Massacre en Ouganda

Kampala — Près de 200 personnes ont été tuées, brûlées vives pour la plupart, samedi soir lors d'un nouveau massacre attribué aux rebelles de l'Armée de résistance du Seigneur (LRA) dans un camp de déplacés du nord de l'Ouganda, a annoncé hier à l'AFP un parlementaire qui s'est rendu sur place.

L'attaque a eu lieu dans le camp de déplacés de Barlonyo, dans le sous-comté d'Ogur, à une vingtaine de kilomètres au nord de Lira, à 360 km au nord de Kampala, et a duré trois heures.

Un membre du parlement local, Charles Angiro, a déclaré à l'AFP par téléphone que 192 civils ont été tués, ainsi qu'un soldat et cinq miliciens gouvernementaux «Amukas».

«Quand je suis allé là-bas, nous avons pu nous assurer que 192 personnes avaient été tuées et que de nombreuses victimes étaient mortes brûlées, après que les rebelles eurent encerclé les gens et les eurent forcés à rentrer dans des cases en chaume qu'ils ont ensuite incendiées», a raconté M. Angiro.

Quelque 480 huttes ont été brûlées, laissant 4810 personnes sans abri, a-t-il précisé.

Les rebelles ont d'abord affronté à l'artillerie la milice locale avant d'attaquer le camp, a indiqué M. Angiro.

Les combattants de la LRA «ont attaqué le camp au nord, à l'est et au sud, ont encerclé les gens et ont commencé à tirer au hasard pendant que les autres étaient conduits de force dans des huttes et enfermés à l'intérieur avant qu'ils n'y mettent le feu», a raconté le parlementaire.

«Les enfants n'ont pas été épargnés et beaucoup des cadavres que nous avons vus étaient des corps d'enfants», a-t-il ajouté.

Auparavant, un missionnaire catholique avait fait état de 173 tués. «Je viens de m'y rendre et j'ai pu m'assurer que 173 personnes avaient été tuées, dont 57 avaient déjà été enterrées alors que d'autres brûlaient toujours dans leur maison», avait expliqué Sebat Ayala, joint par téléphone dans la ville de Lira.
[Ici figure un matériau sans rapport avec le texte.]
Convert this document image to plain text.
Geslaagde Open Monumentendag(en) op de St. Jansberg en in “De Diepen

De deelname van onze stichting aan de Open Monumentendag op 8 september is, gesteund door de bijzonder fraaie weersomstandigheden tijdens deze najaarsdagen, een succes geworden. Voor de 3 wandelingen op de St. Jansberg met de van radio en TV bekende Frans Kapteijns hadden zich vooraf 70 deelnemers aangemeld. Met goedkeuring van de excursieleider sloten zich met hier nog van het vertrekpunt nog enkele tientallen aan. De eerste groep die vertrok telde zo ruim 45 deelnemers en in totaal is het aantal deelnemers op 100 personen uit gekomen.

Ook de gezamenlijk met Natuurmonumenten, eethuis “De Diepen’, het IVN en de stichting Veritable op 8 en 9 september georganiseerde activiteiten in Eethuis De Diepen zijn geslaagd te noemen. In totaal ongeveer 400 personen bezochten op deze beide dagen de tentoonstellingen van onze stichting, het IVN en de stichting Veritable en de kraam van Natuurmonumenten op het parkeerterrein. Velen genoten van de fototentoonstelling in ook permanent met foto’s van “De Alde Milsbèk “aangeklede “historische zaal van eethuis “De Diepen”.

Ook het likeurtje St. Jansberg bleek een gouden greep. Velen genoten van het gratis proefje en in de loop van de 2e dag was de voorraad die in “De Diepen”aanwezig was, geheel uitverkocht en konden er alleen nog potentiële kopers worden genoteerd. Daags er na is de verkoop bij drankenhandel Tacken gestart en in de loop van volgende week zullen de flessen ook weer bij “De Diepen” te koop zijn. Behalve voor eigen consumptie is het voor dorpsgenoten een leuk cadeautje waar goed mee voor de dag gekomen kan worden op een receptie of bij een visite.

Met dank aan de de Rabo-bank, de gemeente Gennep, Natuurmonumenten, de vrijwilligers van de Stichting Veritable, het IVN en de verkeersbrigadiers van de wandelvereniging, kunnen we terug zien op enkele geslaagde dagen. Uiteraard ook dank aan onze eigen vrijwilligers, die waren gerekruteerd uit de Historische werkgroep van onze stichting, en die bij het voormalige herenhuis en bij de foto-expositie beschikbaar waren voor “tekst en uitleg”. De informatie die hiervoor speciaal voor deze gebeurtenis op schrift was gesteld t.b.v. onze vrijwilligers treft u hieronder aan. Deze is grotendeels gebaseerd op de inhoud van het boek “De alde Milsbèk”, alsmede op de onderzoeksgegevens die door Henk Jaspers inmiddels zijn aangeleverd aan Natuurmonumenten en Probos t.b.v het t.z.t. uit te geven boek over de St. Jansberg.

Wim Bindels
De son côté, un porte-parole de l'armée, Shaban Bantariza, a déclaré qu'il pouvait «confirmer qu'il y a eu un massacre dans un camp de personnes déplacées et que des gens ont brûlé dans leur maison». L'officier n'était pas en mesure de donner un bilan précis des victimes.

Selon la responsable de l'hôpital gouvernemental de Lira, Jane Achieng, 56 personnes victimes de brûlures, blessées par balles ou par des éclats d'obus, ont été admises dans ses services.

Un journaliste local, Joe Wacha, basé à Lira, a évoqué un spectacle «terrible». «Les gens avaient commencé à enterrer les morts et j'ai vu 57 cadavres qu'on enterrait alors que plus de 400 huttes étaient entièrement consumées et que de la fumée s'échappait de certaines maisons et de cadavres», a raconté M. Wacha.

Le 4 février, environ 300 combattants de la LRA avaient attaqué le camp de déplacés d'Abia, près de Lira, qui était protégé par des soldats ougandais, faisant au moins 50 morts et 20 disparus.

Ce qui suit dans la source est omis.